The saree designs are created on paper – the pattern is punched into the paper, making it look much like Braille.
Back in the Mughal era, designs consisted of Islamic motifs such as floral patterns, stylized leaves etc. During the British era, the Victorians often demanded geometric patterns. Today, one can find a variety of motifs like Hindu gods embossed on cushion covers etc.
Minimum time taken to make an ordinary Banarasi saree is 15days. It varies based on the intricacy and detailing involved.
South Indian Weave: Kanjeevaram Saree. Kanchipuram, Tamil Nadu
Kanjeevaram silk saree is a creation of the craftsmen living in Kanchipuram situated near Bangalore. The silk used in the creation of this saree is extremely fine as well as durable and is one of the most popular forms of silk in Chennai.
The procedure commences with the task of preparing the thread, which is used at the weaver’s loom. This involves twisting the thread and then dyeing and drying it in the sun. The border, the body and the pallu of the sari are created separately by the weaver.
In Indian Kanchipuram sarees, designs replicating Pallava temples, palaces and paintings are depicted. However, these days one can see scenes from great epics, Ramayana and Mahabharata, along with the Bhagwad Gita being as motifs.
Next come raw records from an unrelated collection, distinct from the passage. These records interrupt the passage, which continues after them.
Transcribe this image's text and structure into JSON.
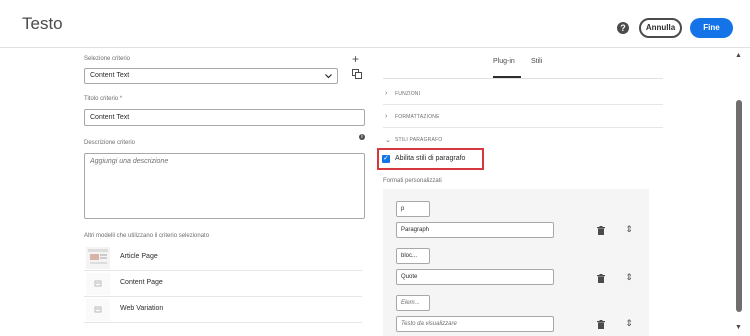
{
  "header": {
    "title": "Testo",
    "help_icon": "help-icon",
    "cancel_label": "Annulla",
    "done_label": "Fine"
  },
  "left": {
    "policy_select_label": "Selezione criterio",
    "policy_select_value": "Content Text",
    "policy_title_label": "Titolo criterio *",
    "policy_title_value": "Content Text",
    "policy_desc_label": "Descrizione criterio",
    "policy_desc_placeholder": "Aggiungi una descrizione",
    "templates_label": "Altri modelli che utilizzano il criterio selezionato",
    "templates": [
      {
        "name": "Article Page"
      },
      {
        "name": "Content Page"
      },
      {
        "name": "Web Variation"
      }
    ]
  },
  "right": {
    "tabs": [
      "Plug-in",
      "Stili"
    ],
    "active_tab": "Plug-in",
    "sections": [
      "FUNZIONI",
      "FORMATTAZIONE",
      "STILI PARAGRAFO"
    ],
    "enable_label": "Abilita stili di paragrafo",
    "enable_checked": true,
    "formats_label": "Formati personalizzati",
    "formats": [
      {
        "element": "p",
        "element_is_placeholder": false,
        "display": "Paragraph",
        "display_is_placeholder": false
      },
      {
        "element": "bloc...",
        "element_is_placeholder": false,
        "display": "Quote",
        "display_is_placeholder": false
      },
      {
        "element": "Elem...",
        "element_is_placeholder": true,
        "display": "Testo da visualizzare",
        "display_is_placeholder": true
      }
    ]
  },
  "colors": {
    "accent": "#1473e6",
    "highlight_border": "#d7373f"
  }
}
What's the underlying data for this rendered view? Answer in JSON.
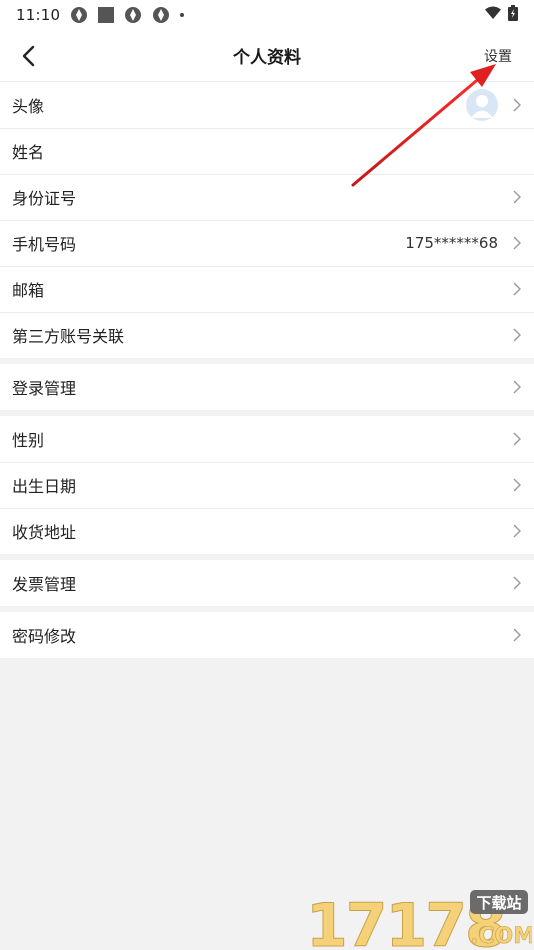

Tribal designs as well as contemporary patterns are also seen.
Minimum time taken to make a simple Kanjeevaram saree is 12days. It varies based on the intricacy and detailing involved.
East Indian Weave: Sambalpuri. Sambalpur, Odisha
Also known as Bomkai sarees, they have been a part of the rich culture of Odisha since 600 BC. There is historic reference that the designs adorning these sarees are inspired by the cave paintings of Khandagirithat were built during 2nd century BCE. These sarees are woven with the jala technique.
Traditional jaalas are used for weaving Bomkai sarees where wooden jaalas are used for tying which is step ahead of the tie and dye technique.
Motifs: Bomkai sarees commonly depict images of flora, fauna or geometrical patterns. Popular patterns like rukha(pestle), karela(bittergourd), dambaroo(hour-glass shaped drum), kanthiphoola(small flowers) mayor/mayuri(peacock), fish and other custom made designs take centre stage in this enticing weave. Traditional motifs like shankha(shell), chakra(wheel), phula(flower), adorn the saree.
Minimum time taken to make a Sambalpuri saree is 20 to 25days.
West Indian weave: Bandhani, Rajasthan
‘Bandhani’ is derived from the word ‘Bandhan’ which means tying up. It is an ancient art practice that is mainly used in the state of Rajasthan. Some 5000 years ago Indian tie and dye or Bandhani was started. Centres in Rajasthan like Jaipur, Sikar, Bhilwara, Udaipur, Bikaner, Ajmer produce odhnis, sarees and turbans in Bandhani. Another school of thought says Bandhani work in India was started by the Muslim Khatri community of Kutch.
The art of Bandhaniis a highly skilled process. The technique involves dyeing a fabric which is tied tightly with a thread at several points, thus producing a variety of patterns like leheriya, mothra, ekdali and shikari, depending on the manner in which the cloth is tied.
Motifs: Very elaborate motifs are made, in tie and dye work. These include flowers, creepers, bells and jalas. Knots are placed in clusters, each with a different name, for example, a single dot is called ekdali, three knots is called tri kunti and four knots is chaubundi. such clusters are worked intricately into patterns such as Shikhar(mountain like), Jaaldhar (web like), Beldaar(vine like )etc.
Minimum time taken to make a Bandhani saree is 20 days.